Фирочка-козочка

[1] [2] [3]

Фирочка-козочка

Это случилось в госпитале. Когда Моня еще был закован в гипсовый хомут с желобком для носа и не мог произнести ни слова, потому что вся его челюсть была раздроблена на куски, а потом из этих кусков была собрана заново. В этом хомуте Монина голова была похожа на кадку, в которой растет кактус. Кадкой служила толстая гипсовая повязка, вдвое шире головы, а кактусом были остаток лица и макушка, торчавшие из этой кадки. Для пущего сходства с кактусом остриженный в госпитале Моня порос короткой колючей щетиной.

Но Моня был молод. И, как потом справедливо говорила Роза Григорьевна, – а кто такая Роза Григорьевна, вы скоро узнаете, – у товарища Цацкеса разбита только челюсть, все остальное – будь здоров, не кашляй. Так что для невинной еврейской девушки из приличной семьи он представляет серьезную опасность.

Обитатели госпиталя на весь город славились своими амурными похождениями. Без рук, без ног, а главное, без одежды, в госпитальных халатах или просто в нижнем белье, они умудрялись на связанных, простынях спускаться по ночам с любого этажа, преодолевать высокий забор и до утра нежиться под лоскутными одеялами у своих зазноб.

Моня не мог разговаривать, но был в состоянии слушать. И в изобилии выслушивал исповеди инвалидов, вернувшихся из ночных вылазок. Они избирали Моню для своих восторженных излияний потому, что рот у него был запечатан гипсом, и он никогда не перебивал рассказчика.

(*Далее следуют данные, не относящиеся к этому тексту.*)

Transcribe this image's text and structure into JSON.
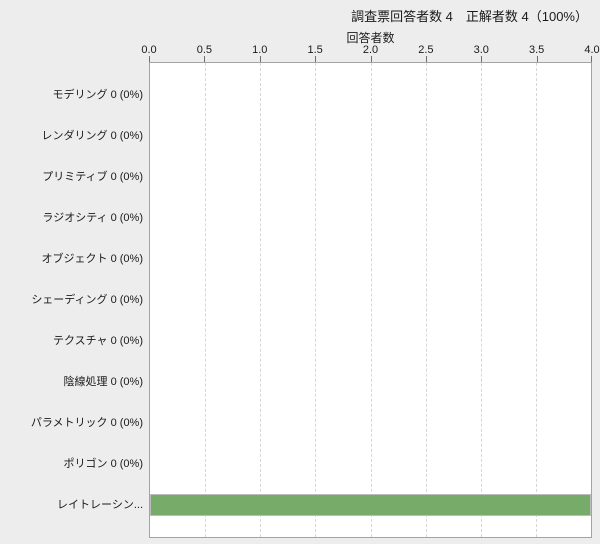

Особенно грозным ходоком слыл в госпитале сержант Паша Кашкин. Правда, назвать ходоком его можно было в одном смысле – ходок по бабам. Потому что в прямом смысле – Паша ходок был слабый: правую ногу ему оттяпали до колена – осталась короткая культя, обмотанная марлей, и он не ходил, а скакал на костылях, выставив эту культю, как укороченный минометный ствол.

Культя и была его главным инструментом в делах любовных.

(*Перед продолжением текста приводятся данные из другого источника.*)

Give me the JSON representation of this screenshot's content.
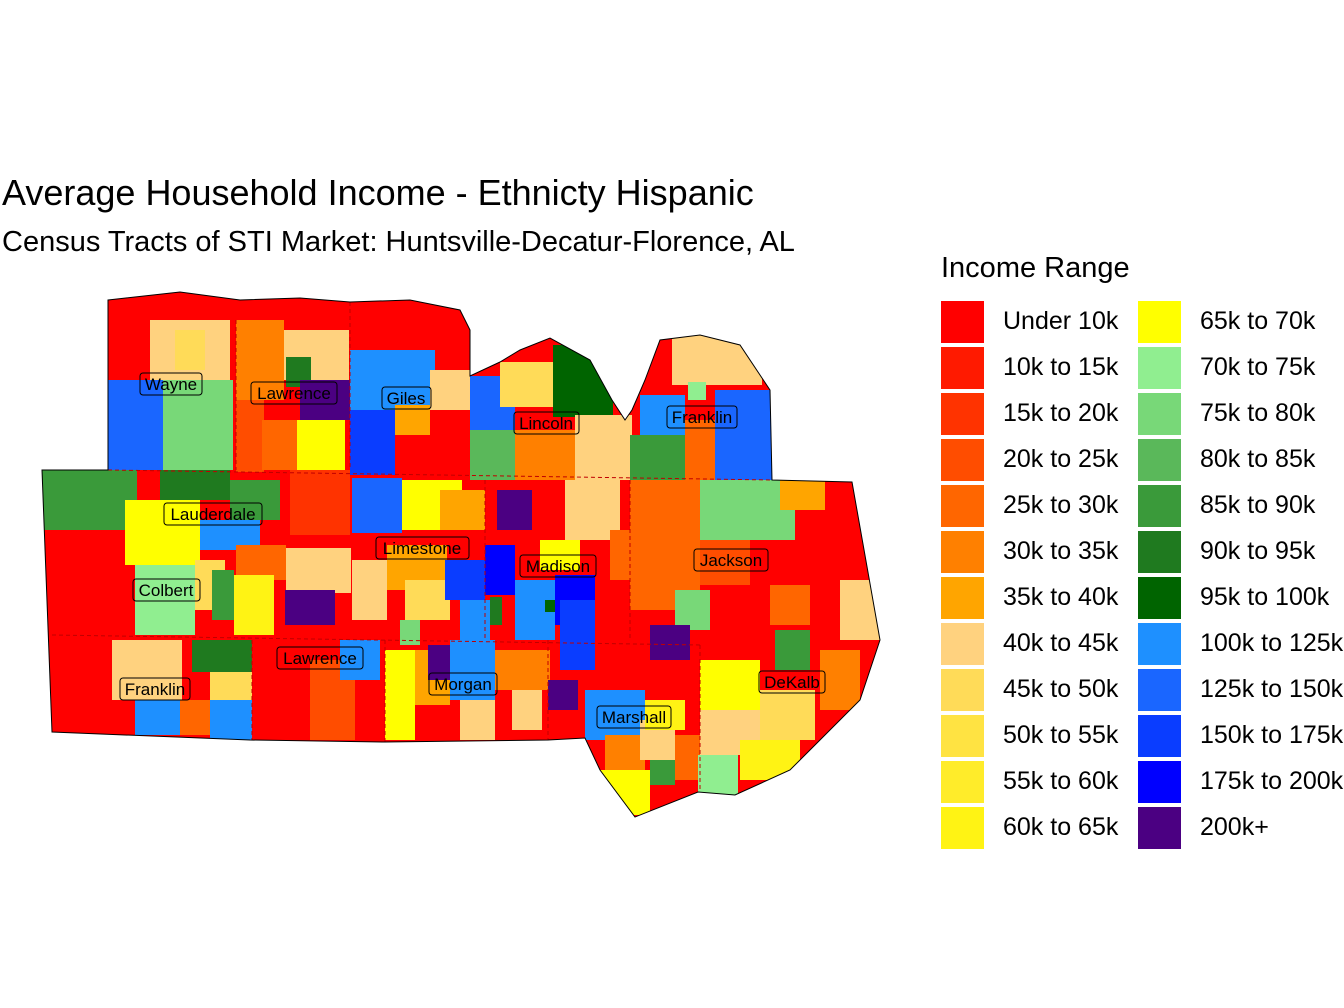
{
  "title": "Average Household Income - Ethnicty Hispanic",
  "subtitle": "Census Tracts of STI Market: Huntsville-Decatur-Florence, AL",
  "legend": {
    "title": "Income Range",
    "items": [
      {
        "label": "Under 10k",
        "color": "#ff0000"
      },
      {
        "label": "10k to 15k",
        "color": "#ff1a00"
      },
      {
        "label": "15k to 20k",
        "color": "#ff3300"
      },
      {
        "label": "20k to 25k",
        "color": "#ff4d00"
      },
      {
        "label": "25k to 30k",
        "color": "#ff6600"
      },
      {
        "label": "30k to 35k",
        "color": "#ff8000"
      },
      {
        "label": "35k to 40k",
        "color": "#ffa500"
      },
      {
        "label": "40k to 45k",
        "color": "#ffd27f"
      },
      {
        "label": "45k to 50k",
        "color": "#ffdb58"
      },
      {
        "label": "50k to 55k",
        "color": "#ffe342"
      },
      {
        "label": "55k to 60k",
        "color": "#ffec2a"
      },
      {
        "label": "60k to 65k",
        "color": "#fff314"
      },
      {
        "label": "65k to 70k",
        "color": "#ffff00"
      },
      {
        "label": "70k to 75k",
        "color": "#90ee90"
      },
      {
        "label": "75k to 80k",
        "color": "#78d878"
      },
      {
        "label": "80k to 85k",
        "color": "#5ab85a"
      },
      {
        "label": "85k to 90k",
        "color": "#3a9a3a"
      },
      {
        "label": "90k to 95k",
        "color": "#1f7a1f"
      },
      {
        "label": "95k to 100k",
        "color": "#006400"
      },
      {
        "label": "100k to 125k",
        "color": "#1e90ff"
      },
      {
        "label": "125k to 150k",
        "color": "#1a66ff"
      },
      {
        "label": "150k to 175k",
        "color": "#0a3dff"
      },
      {
        "label": "175k to 200k",
        "color": "#0000ff"
      },
      {
        "label": "200k+",
        "color": "#4b0082"
      }
    ]
  },
  "counties": [
    "Wayne",
    "Lawrence",
    "Giles",
    "Lincoln",
    "Franklin",
    "Lauderdale",
    "Limestone",
    "Madison",
    "Jackson",
    "Colbert",
    "Lawrence",
    "Morgan",
    "Franklin",
    "DeKalb",
    "Marshall"
  ]
}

– Понимаешь, друг, – говорил он Моне, обняв его за гипсовый хомут и задушевно глядя в глаза, – с этой культей я любую бабу беру. Никуда от меня не денется. Не веришь? Мне бы только завалить ее на кровать… Или… в траву… Дальше культя сама все сделает. Я – скок на бабу, культей упрусь в живот – попробуй скинь меня. Русская баба, она жалостливая. Ну, куда инвалида сбрасывать – я же убиться могу! Значит, она резких движений себе позволить не может. А я времени зря не теряю: шурую, шурую под юбкой, и – в дамки. Куда ей теперь деваться? Я – тама. Остается только помогать инвалиду Отечественной войны: подмахивать как следует.

Паша Кашкин дошуровался до триппера и надолго исчез из поля зрения. Его перевели в тот самый корпус, который был отделен от остальных корпусов госпитальным парком.

Моня был лишен дара речи. Но у Мони остались глаза. И уши. И это открыло ему мир в алмазах: Моню посетила любовь.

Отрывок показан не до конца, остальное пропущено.